A mother was brutally murdered by her boyfriend just weeks after she gave birth to her second baby boy because he thought she was stealing his clients and trying to ruin his career as she worked from home. 

The New South Wales mum worked for the couple’s joint business, providing financial advice to clients at any time of the day.

The woman, who hasn’t been named for legal reasons, would often take calls in the family’s home office, in the kitchen or while she was breastfeeding her newborn baby. 

But her partner became paranoid and believed she was conspiring to steal clients to ruin his career and was spying on him for financial regulators. 

He also believed he wasn’t the father of the baby and ordered her to take a lie detector test. 

Now, ten years after her death, the NSW Court of Appeal has upheld the decision that the woman’s death was at her workplace and her family should be awarded $450,000 in worker’s compensation, ABC reported. 

Her eldest son, who was 14-years-old at the time of her tragic death, said his mother would answer phone calls no matter where she was in the house.    

Lawyer John Ryan is representing the two brothers and said their claim had some ‘fairly unique circumstances’ and would have to meet two criteria. 

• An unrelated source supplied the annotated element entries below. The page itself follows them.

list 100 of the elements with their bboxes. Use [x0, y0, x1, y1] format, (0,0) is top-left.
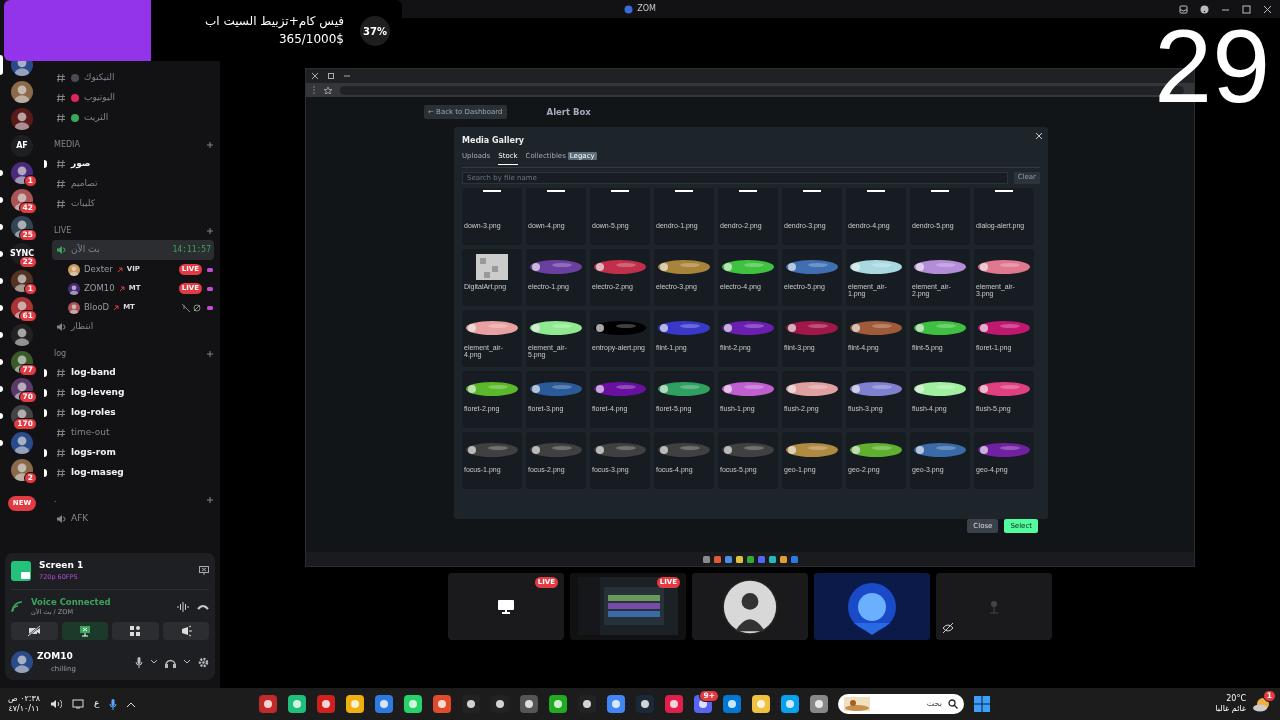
display-icon[interactable]: [72, 699, 85, 709]
microphone-icon[interactable]: [109, 698, 118, 710]
channel-name[interactable]: time-out: [71, 426, 110, 440]
server-icon[interactable]: [11, 216, 33, 238]
app-icon[interactable]: [722, 694, 742, 714]
stream-tile[interactable]: [692, 573, 808, 640]
soundboard-icon: [179, 625, 192, 637]
app-icon[interactable]: [403, 694, 423, 714]
soundboard-button[interactable]: [162, 622, 209, 640]
server-icon[interactable]: [11, 297, 33, 319]
stop-sharing-icon[interactable]: [199, 566, 209, 576]
voice-status[interactable]: Voice Connected: [31, 595, 111, 609]
search-field[interactable]: بحث: [838, 694, 964, 714]
category-label[interactable]: .: [54, 494, 57, 506]
server-icon[interactable]: [11, 378, 33, 400]
channel-name[interactable]: صور: [71, 157, 91, 171]
app-icon[interactable]: [809, 694, 829, 714]
app-icon[interactable]: [606, 694, 626, 714]
help-icon[interactable]: [1200, 4, 1209, 14]
voice-channel[interactable]: AFK: [52, 509, 214, 529]
app-icon[interactable]: [374, 694, 394, 714]
start-icon[interactable]: [973, 695, 991, 713]
app-icon[interactable]: [751, 694, 771, 714]
app-icon[interactable]: [461, 694, 481, 714]
channel-name[interactable]: التيكتوك: [84, 71, 115, 85]
channel-name[interactable]: log-roles: [71, 406, 116, 420]
channel-name[interactable]: log-maseg: [71, 466, 124, 480]
channel-name[interactable]: log-band: [71, 366, 116, 380]
activities-button[interactable]: [112, 622, 159, 640]
chevron-icon[interactable]: [127, 701, 136, 707]
inbox-icon[interactable]: [1179, 4, 1188, 14]
channel-name[interactable]: اليوتيوب: [84, 91, 115, 105]
add-icon[interactable]: [206, 350, 214, 358]
app-icon[interactable]: [548, 694, 568, 714]
app-icon[interactable]: [287, 694, 307, 714]
caret-icon[interactable]: [184, 660, 190, 664]
app-icon[interactable]: [780, 694, 800, 714]
language-indicator[interactable]: ع: [94, 697, 100, 711]
server-icon[interactable]: [11, 270, 33, 292]
waveform-icon[interactable]: [177, 601, 189, 612]
app-icon[interactable]: [635, 694, 655, 714]
app-icon[interactable]: [664, 694, 684, 714]
category-label[interactable]: LIVE: [54, 225, 72, 237]
hash-icon: [56, 179, 66, 189]
app-icon[interactable]: [577, 694, 597, 714]
channel-name[interactable]: logs-rom: [71, 446, 116, 460]
server-icon[interactable]: [11, 432, 33, 454]
screen-share-icon: [78, 625, 91, 637]
app-icon[interactable]: [258, 694, 278, 714]
stream-tile[interactable]: [936, 573, 1052, 640]
app-icon[interactable]: [345, 694, 365, 714]
taskbar-clock[interactable]: ٠٢:٣٨ ص ٤٧/١٠/١١: [8, 694, 41, 714]
disconnect-icon[interactable]: [197, 602, 209, 611]
maximize-icon[interactable]: [328, 73, 334, 79]
app-icon[interactable]: [519, 694, 539, 714]
maximize-icon[interactable]: [1242, 4, 1251, 14]
screen-share-button[interactable]: [61, 622, 108, 640]
speaker-icon: [56, 245, 66, 255]
app-icon[interactable]: [490, 694, 510, 714]
activities-icon: [129, 625, 142, 637]
caret-icon[interactable]: [151, 660, 157, 664]
category-label[interactable]: MEDIA: [54, 139, 80, 151]
add-icon[interactable]: [206, 496, 214, 504]
category-label[interactable]: log: [54, 348, 67, 360]
close-icon[interactable]: [1036, 133, 1042, 139]
search-input[interactable]: بحث: [874, 697, 944, 711]
search-icon: [948, 699, 958, 709]
speaker-icon: [56, 322, 66, 332]
server-icon[interactable]: [11, 324, 33, 346]
server-icon[interactable]: [11, 459, 33, 481]
star-icon[interactable]: [324, 86, 332, 94]
hash-icon: [56, 159, 66, 169]
minimize-icon[interactable]: [344, 73, 350, 79]
server-icon[interactable]: AF: [11, 135, 33, 157]
server-icon[interactable]: [11, 108, 33, 130]
app-icon[interactable]: [316, 694, 336, 714]
weather-text: غائم غالبا: [1215, 704, 1246, 714]
channel-name[interactable]: كليبات: [71, 197, 95, 211]
add-icon[interactable]: [206, 227, 214, 235]
microphone-icon[interactable]: [135, 656, 143, 668]
channel-name[interactable]: الثريت: [84, 111, 109, 125]
settings-icon[interactable]: [198, 656, 209, 668]
voice-channel[interactable]: انتظار: [52, 317, 214, 337]
channel-name[interactable]: log-leveng: [71, 386, 125, 400]
close-icon[interactable]: [1263, 4, 1272, 14]
goal-amount: 365/1000$: [277, 31, 344, 48]
member-name[interactable]: BlooD: [84, 301, 110, 314]
member-name[interactable]: Dexter: [84, 263, 113, 276]
user-name: ZOM10: [37, 650, 74, 663]
server-icon[interactable]: [11, 351, 33, 373]
add-icon[interactable]: [206, 141, 214, 149]
close-icon[interactable]: [312, 73, 318, 79]
camera-off-button[interactable]: [11, 622, 58, 640]
hash-icon: [56, 468, 66, 478]
app-icon[interactable]: [432, 694, 452, 714]
channel-name[interactable]: تصاميم: [71, 177, 98, 191]
server-icon[interactable]: [11, 81, 33, 103]
server-icon[interactable]: [11, 162, 33, 184]
member-name[interactable]: ZOM10: [84, 282, 115, 295]
speaker-icon[interactable]: [50, 699, 63, 709]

‘It has to be in the course of your employment, and work has to be a substantial contributing factor to the injury,’ he said.

He said it remains difficult to know the outcome of the case due to the different circumstances. 

Mr Ryan also warned employers should be aware of the risks as millions of Australians work from home due to COVID-19. 

‘It’s obviously, however, going to become more difficult for an employer to do that analysis of the workplace — despite the fact that it is that employer’s obligation,’ he says.

‘Where the employer is asking questions of the employee, particularly in situations of ”are there any people in your orbit at home that could pose a danger to you or expose you to some risk?”

‘I don’t know how comfortable some people will be in disclosing such things to their employer.’